How do I setup multitasking for my diy os?

[JustforOSDEV250]

Ive put together a simple OS using c and assembly I have a shell and some other functions set up but I cant seem to figure out multitasking. I saw something about saving the current process and starting another one or something like that but how can I actually use it. Thank you any answers would be appreciated and if I need to supply more info just tell me.

[bzt]

Hi,

How about
Multitasking Systems (about the theory)
Kernel Multitasking (an example implementation in C)

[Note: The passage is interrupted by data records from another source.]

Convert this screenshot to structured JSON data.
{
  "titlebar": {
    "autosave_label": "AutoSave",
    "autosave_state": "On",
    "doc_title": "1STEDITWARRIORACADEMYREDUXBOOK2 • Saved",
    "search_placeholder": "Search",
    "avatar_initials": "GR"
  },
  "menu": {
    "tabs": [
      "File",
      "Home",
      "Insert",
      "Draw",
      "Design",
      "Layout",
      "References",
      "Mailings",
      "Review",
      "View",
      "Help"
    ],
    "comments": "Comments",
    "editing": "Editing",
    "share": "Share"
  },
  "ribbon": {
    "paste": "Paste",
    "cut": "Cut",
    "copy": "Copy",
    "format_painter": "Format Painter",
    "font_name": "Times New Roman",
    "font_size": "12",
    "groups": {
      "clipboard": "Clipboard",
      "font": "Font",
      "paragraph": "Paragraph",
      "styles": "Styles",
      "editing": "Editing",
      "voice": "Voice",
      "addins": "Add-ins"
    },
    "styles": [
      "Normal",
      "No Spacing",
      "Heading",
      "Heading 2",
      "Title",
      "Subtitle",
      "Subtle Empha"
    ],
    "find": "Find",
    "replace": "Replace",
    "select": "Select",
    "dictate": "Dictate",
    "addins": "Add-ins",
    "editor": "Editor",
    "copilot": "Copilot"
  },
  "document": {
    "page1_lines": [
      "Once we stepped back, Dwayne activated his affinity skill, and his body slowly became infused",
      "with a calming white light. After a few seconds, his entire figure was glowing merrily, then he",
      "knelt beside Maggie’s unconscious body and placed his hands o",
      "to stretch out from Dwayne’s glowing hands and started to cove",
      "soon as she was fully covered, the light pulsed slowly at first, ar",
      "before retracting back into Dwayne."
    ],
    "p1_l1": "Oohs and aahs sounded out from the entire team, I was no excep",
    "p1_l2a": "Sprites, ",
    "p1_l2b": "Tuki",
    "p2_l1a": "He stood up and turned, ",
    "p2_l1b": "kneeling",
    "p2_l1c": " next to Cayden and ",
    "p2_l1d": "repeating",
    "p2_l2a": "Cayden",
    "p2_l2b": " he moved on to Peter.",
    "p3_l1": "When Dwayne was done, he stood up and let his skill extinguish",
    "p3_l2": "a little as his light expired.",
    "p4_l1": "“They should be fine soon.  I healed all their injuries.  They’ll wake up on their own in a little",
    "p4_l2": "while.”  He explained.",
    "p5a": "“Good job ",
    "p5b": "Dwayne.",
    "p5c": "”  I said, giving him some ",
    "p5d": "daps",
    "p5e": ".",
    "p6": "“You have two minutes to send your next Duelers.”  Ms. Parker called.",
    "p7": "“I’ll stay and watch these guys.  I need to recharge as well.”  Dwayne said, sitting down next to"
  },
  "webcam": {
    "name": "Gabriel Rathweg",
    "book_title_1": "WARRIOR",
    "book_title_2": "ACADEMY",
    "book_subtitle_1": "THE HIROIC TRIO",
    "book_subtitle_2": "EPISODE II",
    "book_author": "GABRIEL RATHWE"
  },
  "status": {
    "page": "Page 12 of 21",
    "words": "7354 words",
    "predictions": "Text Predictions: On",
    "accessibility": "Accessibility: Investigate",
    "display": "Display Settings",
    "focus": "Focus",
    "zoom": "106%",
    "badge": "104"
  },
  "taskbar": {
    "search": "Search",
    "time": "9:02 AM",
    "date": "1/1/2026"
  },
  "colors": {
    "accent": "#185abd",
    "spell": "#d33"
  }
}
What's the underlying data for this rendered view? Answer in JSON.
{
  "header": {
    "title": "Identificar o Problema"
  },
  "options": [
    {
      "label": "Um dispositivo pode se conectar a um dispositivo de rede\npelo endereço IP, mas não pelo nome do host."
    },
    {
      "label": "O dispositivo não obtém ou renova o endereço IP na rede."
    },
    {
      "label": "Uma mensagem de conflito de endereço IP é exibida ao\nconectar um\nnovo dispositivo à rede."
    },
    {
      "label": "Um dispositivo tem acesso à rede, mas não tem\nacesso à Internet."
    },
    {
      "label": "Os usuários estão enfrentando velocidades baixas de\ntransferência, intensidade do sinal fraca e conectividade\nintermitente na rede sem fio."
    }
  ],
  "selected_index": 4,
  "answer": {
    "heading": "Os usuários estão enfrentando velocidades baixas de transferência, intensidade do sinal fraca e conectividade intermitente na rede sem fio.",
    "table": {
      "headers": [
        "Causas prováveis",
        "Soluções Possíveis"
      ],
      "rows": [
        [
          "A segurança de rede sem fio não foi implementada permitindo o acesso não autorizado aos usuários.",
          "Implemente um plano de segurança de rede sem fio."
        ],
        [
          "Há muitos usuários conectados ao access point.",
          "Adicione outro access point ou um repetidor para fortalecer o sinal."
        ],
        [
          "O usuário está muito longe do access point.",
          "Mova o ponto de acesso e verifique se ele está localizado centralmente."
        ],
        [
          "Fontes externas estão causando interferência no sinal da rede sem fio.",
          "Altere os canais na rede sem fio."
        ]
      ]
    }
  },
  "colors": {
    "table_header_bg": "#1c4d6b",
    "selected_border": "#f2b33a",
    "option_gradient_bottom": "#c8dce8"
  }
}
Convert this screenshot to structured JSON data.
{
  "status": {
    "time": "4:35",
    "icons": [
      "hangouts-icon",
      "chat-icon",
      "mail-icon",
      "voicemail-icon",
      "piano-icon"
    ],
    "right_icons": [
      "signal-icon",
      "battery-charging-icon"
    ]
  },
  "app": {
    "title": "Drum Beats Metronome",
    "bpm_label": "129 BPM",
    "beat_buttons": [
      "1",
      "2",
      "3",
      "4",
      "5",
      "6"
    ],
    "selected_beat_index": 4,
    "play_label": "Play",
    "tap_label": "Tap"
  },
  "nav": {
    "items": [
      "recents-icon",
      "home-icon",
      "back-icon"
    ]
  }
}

In a nutshell (I'm taking about one CPU core only): multitasking does not execute multiple tasks at once, it just gives you that illusion. It's running one process at any time, then a task switch happens (see below), which saves the process state (all registers and the address space pointer), calls the scheduler to pick a new process, then it loads the state of that new process, and returns control to the new process. From the process' point of view, nothing have happened. For example:
1. process A calls a special function (usually called yield())
2. task switch returns from the yield() call to process B
3. process B then calls again yield()
4. task switch returns from yield() to process A
5. from process A's point of view, it has called yield() which returned; it knows absolutely nothing about process B was running in the meantime
This is called cooperative multitasking, as the process cooperatively has to call yield() to pass control over.
There's another one, pre-emptive multitasking, the only difference is, here yield() is called by the timer interrupt handler, so that processes do not need to actively do anything. It is also common that when a process gets blocked (from reading an empty pipe for example), then the yield() is called implicitly, to allow other processes to run and put something in the blocked process' input buffer for example.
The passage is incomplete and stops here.